Il faut dire, tout d’abord, que le livre de Kupiec et Sonigo, Ni Dieu, ni gène,
(Seuil, 2000) est à lire et à relire, à la fois pour sa clarté, sa
capacité à relier les questions philosophiques et les recherches
scientifiques et par l’audace enfin des vues qui y sont exposées.
Affirmant que la génétique n’est pas une science, mais seulement une
théorie scientifique de l’hérédité, les deux auteurs jettent un pavé
dans la mare. En proposant de faire de la théorie de l’évolution par la
sélection naturelle la base d’une théorie matérialiste de l’ontogénèse,
ils ouvrent une voie qui semble très féconde.
Résumant sa problématique philosophique pour La Raison,
Kupiec a certainement raison de faire de la propagation du nominalisme
une des conditions de la grande révolution scientifique moderne, celle
qui donne les Copernic et les Galilée. Il me semble cependant qu’en
opposant nominalisme et aristotélisme, Kupiec fait fausse route. Certes,
la grande majorité des aristotéliciens sont partisans du réalisme des
universaux. Mais les aristotéliciens nominalistes sont assez nombreux.
Aristote, en effet, est aussi bien le père du nominalisme que celui du
réalisme et, de fait, les écoles nominalistes de la philosophie
médiévale partent de la relecture de la métaphysique aristotélicienne.
Des propositions à connotation nominaliste se trouvent affirmées dès les
premières pages des «Catégories». « La substance, au sens le
plus fondamental, premier et principal du terme, c'est ce qui n'est ni
affirmé d'un sujet ni dans un sujet : par exemple l'homme individuel ou
le cheval individuel. » Or ces réalités individuelles sont le fondement
de toute réalité : « Faute donc par ces substances premières d'exister,
aucune autre chose ne pourrait exister. » Dans la « Métaphysique »,
Aristote développe la même idée en refusant que les universaux puissent
être considérés comme substances, car l'universel est ce qui appartient
naturellement à une multiplicité et donc « rien de ce qui existe comme
universel dans les êtres n'est une substance ; c'est aussi parce
qu'aucun des prédicats communs ne marque un être déterminé mais
seulement telle qualité de la chose. » Et « Ainsi donc, nous venons de
rendre évident qu'aucun des universaux n'est substance et qu'il n'y a
aucune substance composée de substances. »

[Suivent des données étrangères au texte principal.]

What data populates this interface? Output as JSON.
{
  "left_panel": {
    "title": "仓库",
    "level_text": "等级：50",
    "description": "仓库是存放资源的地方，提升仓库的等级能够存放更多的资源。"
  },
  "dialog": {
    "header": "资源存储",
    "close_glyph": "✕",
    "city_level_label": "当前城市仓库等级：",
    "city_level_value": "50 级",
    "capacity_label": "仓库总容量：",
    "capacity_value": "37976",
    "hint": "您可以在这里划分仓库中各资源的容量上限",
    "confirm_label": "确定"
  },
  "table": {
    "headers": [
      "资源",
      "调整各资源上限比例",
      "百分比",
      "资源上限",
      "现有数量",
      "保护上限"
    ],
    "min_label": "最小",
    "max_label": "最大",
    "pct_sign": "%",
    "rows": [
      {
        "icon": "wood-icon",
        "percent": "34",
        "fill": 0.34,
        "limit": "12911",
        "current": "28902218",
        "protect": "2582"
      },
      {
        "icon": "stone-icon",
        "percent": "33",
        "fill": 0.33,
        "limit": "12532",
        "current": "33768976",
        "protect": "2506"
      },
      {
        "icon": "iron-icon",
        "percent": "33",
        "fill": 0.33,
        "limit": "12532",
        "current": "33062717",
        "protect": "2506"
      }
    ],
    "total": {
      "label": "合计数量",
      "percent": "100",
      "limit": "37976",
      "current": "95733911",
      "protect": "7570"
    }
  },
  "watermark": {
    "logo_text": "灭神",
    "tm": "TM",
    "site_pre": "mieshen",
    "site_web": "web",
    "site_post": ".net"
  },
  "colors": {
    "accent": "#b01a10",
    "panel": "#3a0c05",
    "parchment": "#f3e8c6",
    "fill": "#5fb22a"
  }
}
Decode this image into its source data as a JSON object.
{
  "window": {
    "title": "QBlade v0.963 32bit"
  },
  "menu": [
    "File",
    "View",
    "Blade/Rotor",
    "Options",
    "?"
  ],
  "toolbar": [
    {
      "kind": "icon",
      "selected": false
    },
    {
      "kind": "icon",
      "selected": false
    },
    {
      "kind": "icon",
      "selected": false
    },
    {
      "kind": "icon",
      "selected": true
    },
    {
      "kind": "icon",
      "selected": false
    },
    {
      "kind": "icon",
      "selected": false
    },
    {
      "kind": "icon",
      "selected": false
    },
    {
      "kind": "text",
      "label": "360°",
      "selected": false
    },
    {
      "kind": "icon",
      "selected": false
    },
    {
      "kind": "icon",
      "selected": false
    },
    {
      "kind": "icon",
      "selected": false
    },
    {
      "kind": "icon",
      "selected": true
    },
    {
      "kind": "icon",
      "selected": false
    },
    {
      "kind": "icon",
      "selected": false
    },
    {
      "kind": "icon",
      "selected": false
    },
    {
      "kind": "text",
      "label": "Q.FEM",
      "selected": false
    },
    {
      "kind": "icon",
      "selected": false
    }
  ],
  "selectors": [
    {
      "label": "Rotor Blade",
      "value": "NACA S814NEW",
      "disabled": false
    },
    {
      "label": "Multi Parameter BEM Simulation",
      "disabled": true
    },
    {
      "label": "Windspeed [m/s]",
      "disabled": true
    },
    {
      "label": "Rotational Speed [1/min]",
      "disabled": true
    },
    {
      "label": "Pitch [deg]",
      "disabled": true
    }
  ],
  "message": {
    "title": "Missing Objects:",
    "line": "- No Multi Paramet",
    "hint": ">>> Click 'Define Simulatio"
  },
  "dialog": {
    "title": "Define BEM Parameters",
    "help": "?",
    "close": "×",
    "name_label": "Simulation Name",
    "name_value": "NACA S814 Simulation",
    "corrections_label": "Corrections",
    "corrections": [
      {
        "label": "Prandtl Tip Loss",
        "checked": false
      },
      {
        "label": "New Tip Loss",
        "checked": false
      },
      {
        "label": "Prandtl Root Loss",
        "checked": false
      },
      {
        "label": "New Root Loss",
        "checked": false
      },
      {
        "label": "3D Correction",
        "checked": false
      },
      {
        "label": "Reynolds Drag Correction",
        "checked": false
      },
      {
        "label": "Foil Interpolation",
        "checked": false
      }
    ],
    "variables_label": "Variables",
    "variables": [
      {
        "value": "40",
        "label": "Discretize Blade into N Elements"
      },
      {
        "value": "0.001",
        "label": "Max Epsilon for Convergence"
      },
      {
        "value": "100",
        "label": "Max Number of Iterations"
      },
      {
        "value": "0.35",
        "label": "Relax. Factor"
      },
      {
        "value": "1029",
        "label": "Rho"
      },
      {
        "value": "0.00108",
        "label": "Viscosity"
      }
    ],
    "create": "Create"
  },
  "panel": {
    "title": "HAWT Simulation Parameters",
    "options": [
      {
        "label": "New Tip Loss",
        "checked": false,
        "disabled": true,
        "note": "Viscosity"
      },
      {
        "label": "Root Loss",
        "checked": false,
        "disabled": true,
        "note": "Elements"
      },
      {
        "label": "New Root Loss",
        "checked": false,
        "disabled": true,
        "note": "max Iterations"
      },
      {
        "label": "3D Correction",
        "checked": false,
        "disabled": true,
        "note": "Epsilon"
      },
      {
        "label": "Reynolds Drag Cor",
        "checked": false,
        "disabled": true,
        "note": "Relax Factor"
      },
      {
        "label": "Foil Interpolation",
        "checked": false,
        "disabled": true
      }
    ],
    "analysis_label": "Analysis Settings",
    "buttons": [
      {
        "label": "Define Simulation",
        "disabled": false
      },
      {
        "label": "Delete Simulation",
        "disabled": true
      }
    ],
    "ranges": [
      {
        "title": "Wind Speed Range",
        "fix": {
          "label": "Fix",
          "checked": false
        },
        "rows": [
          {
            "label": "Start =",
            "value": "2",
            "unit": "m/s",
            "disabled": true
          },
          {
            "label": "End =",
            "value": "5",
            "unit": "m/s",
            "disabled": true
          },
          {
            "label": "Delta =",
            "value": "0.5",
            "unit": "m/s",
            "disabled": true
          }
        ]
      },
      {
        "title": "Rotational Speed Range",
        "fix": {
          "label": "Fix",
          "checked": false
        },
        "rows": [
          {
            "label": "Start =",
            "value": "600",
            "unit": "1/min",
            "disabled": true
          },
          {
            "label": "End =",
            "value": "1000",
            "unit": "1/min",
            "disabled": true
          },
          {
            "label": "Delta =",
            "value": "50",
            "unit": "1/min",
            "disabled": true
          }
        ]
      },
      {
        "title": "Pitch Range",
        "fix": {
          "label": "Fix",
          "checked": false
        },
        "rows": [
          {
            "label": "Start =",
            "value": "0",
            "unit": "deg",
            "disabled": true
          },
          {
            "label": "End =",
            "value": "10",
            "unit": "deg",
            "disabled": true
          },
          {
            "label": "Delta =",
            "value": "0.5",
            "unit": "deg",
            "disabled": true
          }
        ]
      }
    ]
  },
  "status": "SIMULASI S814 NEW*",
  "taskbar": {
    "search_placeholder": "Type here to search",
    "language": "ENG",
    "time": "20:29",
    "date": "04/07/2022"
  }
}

C'est précisément ce refus des universaux comme substances qui
structure l'anti-platonisme d'Aristote et en particulier sa polémique
contre la théorie des idées. Au couple Idée-apparence qui fait des
multiples « étants » des manifestations phénoménales de l’Idée, seule
dotée de réalité et d’intelligibilité, Aristote oppose la substance
comme substrat singulier et véritable étant, dont les accidents
modifient l’apparence. Les diverses substances peuvent avoir des
attributs communs à partir desquels sont construits des « universaux »,
des espèces et des genres qui ne sont jamais véritablement des
substances mais peuvent seulement « être dits » des substances en un
certain sens particulier. Représentant le plus connu du nominalisme
médiéval, Guillaume d’Occam (1290-1349) se situe dans cette filiation
aristotélicienne. Et la philosophie d’Occam joue un rôle capital dans
l’évolution intellectuelle qui conduit à la science moderne.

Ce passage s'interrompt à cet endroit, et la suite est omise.